Die sind schon zum Teil seit knapp zehn Jahren in Deutschland. Ihnen sitzt die Angst im Nacken. “Jetzt kann ich nachts nicht mehr auf die Straße gehen. Ich habe Angst, Todesangst”, so der 25-Jährige, dem an jenem Abend im vergangenen August derart ins Gesicht geschlagen und in den Rücken getreten wurde, dass der Arzt im Achenbach-Krankenhaus unter anderem ein Nierenhämatom diagnostizieren musste. Staatsanwältin Carmen Nickel scharf zum Zeugen und Freund des Angeklagten: “Sie wollen mir allen Ernstes erzählen, dass diese drei ausländischen Bürger, die in dieser Nacht in deutlicher Minderzahl waren, eine Gruppe rechts aussehende Männer provozierten?”
Doch die Identifizierung des Täters durch die drei Asiaten ist schwierig: “Ein 100-prozentiges Wiedererkennen ist nicht möglich”, so einer der Betroffenen.

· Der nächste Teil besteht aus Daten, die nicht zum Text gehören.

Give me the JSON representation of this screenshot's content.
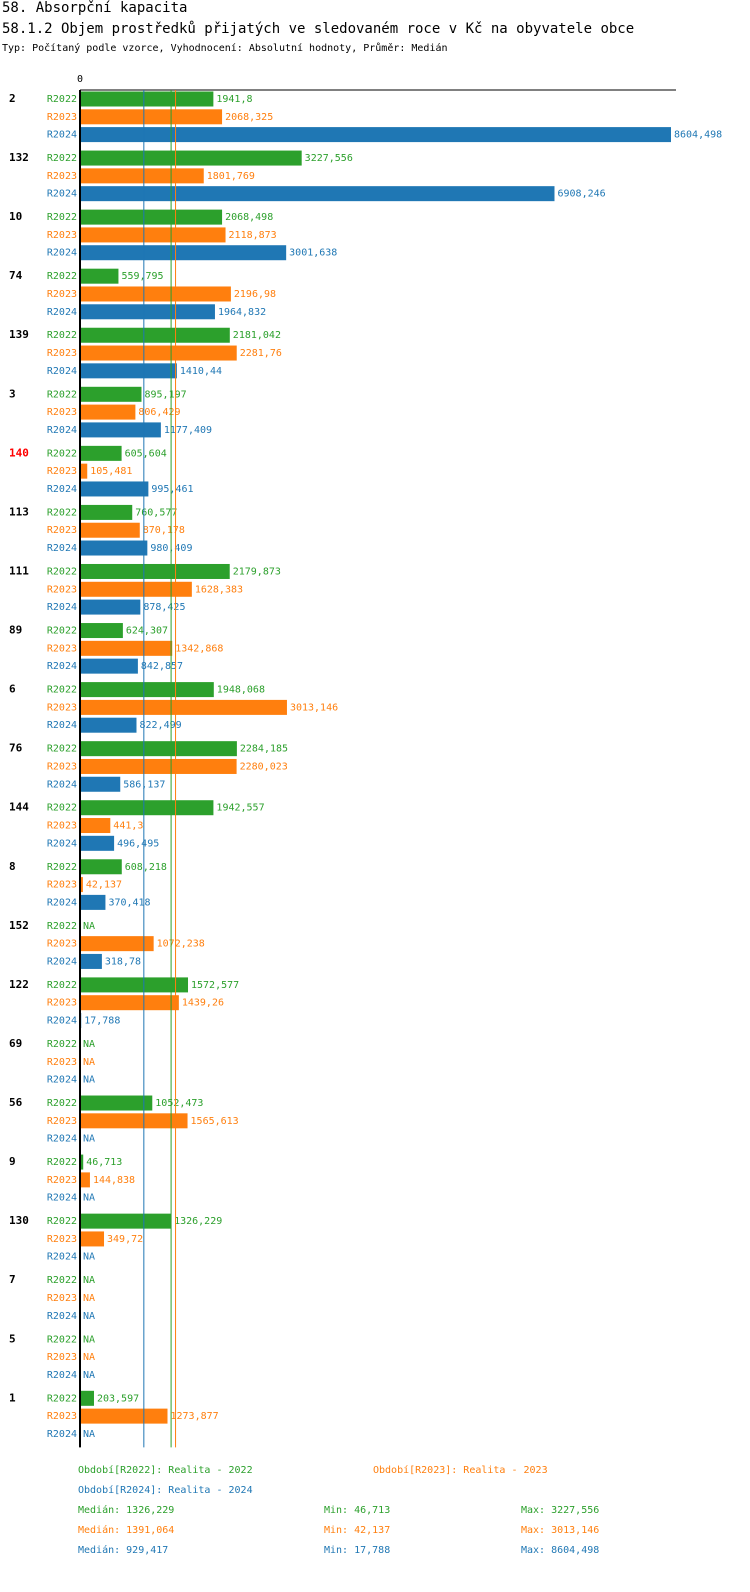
{
  "header": {
    "title": "58. Absorpční kapacita",
    "subtitle": "58.1.2 Objem prostředků přijatých ve sledovaném roce v Kč na obyvatele obce",
    "info": "Typ: Počítaný podle vzorce, Vyhodnocení: Absolutní hodnoty, Průměr: Medián"
  },
  "colors": {
    "R2022": "#2ca02c",
    "R2023": "#ff7f0e",
    "R2024": "#1f77b4",
    "highlight": "#ff0000",
    "axis": "#000000"
  },
  "chart_data": {
    "type": "bar",
    "orientation": "horizontal",
    "axis_zero_label": "0",
    "xlim": [
      0,
      8604.498
    ],
    "series_names": [
      "R2022",
      "R2023",
      "R2024"
    ],
    "highlighted_group": "140",
    "groups": [
      {
        "id": "2",
        "values": [
          1941.8,
          2068.325,
          8604.498
        ],
        "labels": [
          "1941,8",
          "2068,325",
          "8604,498"
        ]
      },
      {
        "id": "132",
        "values": [
          3227.556,
          1801.769,
          6908.246
        ],
        "labels": [
          "3227,556",
          "1801,769",
          "6908,246"
        ]
      },
      {
        "id": "10",
        "values": [
          2068.498,
          2118.873,
          3001.638
        ],
        "labels": [
          "2068,498",
          "2118,873",
          "3001,638"
        ]
      },
      {
        "id": "74",
        "values": [
          559.795,
          2196.98,
          1964.832
        ],
        "labels": [
          "559,795",
          "2196,98",
          "1964,832"
        ]
      },
      {
        "id": "139",
        "values": [
          2181.042,
          2281.76,
          1410.44
        ],
        "labels": [
          "2181,042",
          "2281,76",
          "1410,44"
        ]
      },
      {
        "id": "3",
        "values": [
          895.197,
          806.429,
          1177.409
        ],
        "labels": [
          "895,197",
          "806,429",
          "1177,409"
        ]
      },
      {
        "id": "140",
        "values": [
          605.604,
          105.481,
          995.461
        ],
        "labels": [
          "605,604",
          "105,481",
          "995,461"
        ]
      },
      {
        "id": "113",
        "values": [
          760.577,
          870.178,
          980.409
        ],
        "labels": [
          "760,577",
          "870,178",
          "980,409"
        ]
      },
      {
        "id": "111",
        "values": [
          2179.873,
          1628.383,
          878.425
        ],
        "labels": [
          "2179,873",
          "1628,383",
          "878,425"
        ]
      },
      {
        "id": "89",
        "values": [
          624.307,
          1342.868,
          842.857
        ],
        "labels": [
          "624,307",
          "1342,868",
          "842,857"
        ]
      },
      {
        "id": "6",
        "values": [
          1948.068,
          3013.146,
          822.499
        ],
        "labels": [
          "1948,068",
          "3013,146",
          "822,499"
        ]
      },
      {
        "id": "76",
        "values": [
          2284.185,
          2280.023,
          586.137
        ],
        "labels": [
          "2284,185",
          "2280,023",
          "586,137"
        ]
      },
      {
        "id": "144",
        "values": [
          1942.557,
          441.3,
          496.495
        ],
        "labels": [
          "1942,557",
          "441,3",
          "496,495"
        ]
      },
      {
        "id": "8",
        "values": [
          608.218,
          42.137,
          370.418
        ],
        "labels": [
          "608,218",
          "42,137",
          "370,418"
        ]
      },
      {
        "id": "152",
        "values": [
          null,
          1072.238,
          318.78
        ],
        "labels": [
          "NA",
          "1072,238",
          "318,78"
        ]
      },
      {
        "id": "122",
        "values": [
          1572.577,
          1439.26,
          17.788
        ],
        "labels": [
          "1572,577",
          "1439,26",
          "17,788"
        ]
      },
      {
        "id": "69",
        "values": [
          null,
          null,
          null
        ],
        "labels": [
          "NA",
          "NA",
          "NA"
        ]
      },
      {
        "id": "56",
        "values": [
          1052.473,
          1565.613,
          null
        ],
        "labels": [
          "1052,473",
          "1565,613",
          "NA"
        ]
      },
      {
        "id": "9",
        "values": [
          46.713,
          144.838,
          null
        ],
        "labels": [
          "46,713",
          "144,838",
          "NA"
        ]
      },
      {
        "id": "130",
        "values": [
          1326.229,
          349.72,
          null
        ],
        "labels": [
          "1326,229",
          "349,72",
          "NA"
        ]
      },
      {
        "id": "7",
        "values": [
          null,
          null,
          null
        ],
        "labels": [
          "NA",
          "NA",
          "NA"
        ]
      },
      {
        "id": "5",
        "values": [
          null,
          null,
          null
        ],
        "labels": [
          "NA",
          "NA",
          "NA"
        ]
      },
      {
        "id": "1",
        "values": [
          203.597,
          1273.877,
          null
        ],
        "labels": [
          "203,597",
          "1273,877",
          "NA"
        ]
      }
    ],
    "median_lines": [
      {
        "series": "R2022",
        "value": 1326.229
      },
      {
        "series": "R2023",
        "value": 1391.064
      },
      {
        "series": "R2024",
        "value": 929.417
      }
    ]
  },
  "footer": {
    "legend_2022": "Období[R2022]: Realita - 2022",
    "legend_2023": "Období[R2023]: Realita - 2023",
    "legend_2024": "Období[R2024]: Realita - 2024",
    "stats_2022": {
      "median": "Medián: 1326,229",
      "min": "Min: 46,713",
      "max": "Max: 3227,556"
    },
    "stats_2023": {
      "median": "Medián: 1391,064",
      "min": "Min: 42,137",
      "max": "Max: 3013,146"
    },
    "stats_2024": {
      "median": "Medián: 929,417",
      "min": "Min: 17,788",
      "max": "Max: 8604,498"
    }
  }
}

Aber die Gestalt stimme. Sein Bekannter dagegen bestätigte das nicht. “Es war dunkel, alles ging so schnell. Ich wollte nur weglaufen”. Staatsanwältin Nickel bei der mühsamen Befragung: “Wir sind aber hier, um Täter zur Verantwortung zu ziehen. Wir müssen die Tat genau beweisen können”. Und: Sei denn der Angeklagte mit seinem unsportlichen Äußeren überhaupt in der Lage, jemanden in Brust und Rücken zu treten? Am 16. August wird die Verhandlung mit der Vernehmung von drei weiteren Zeugen fortgesetzt.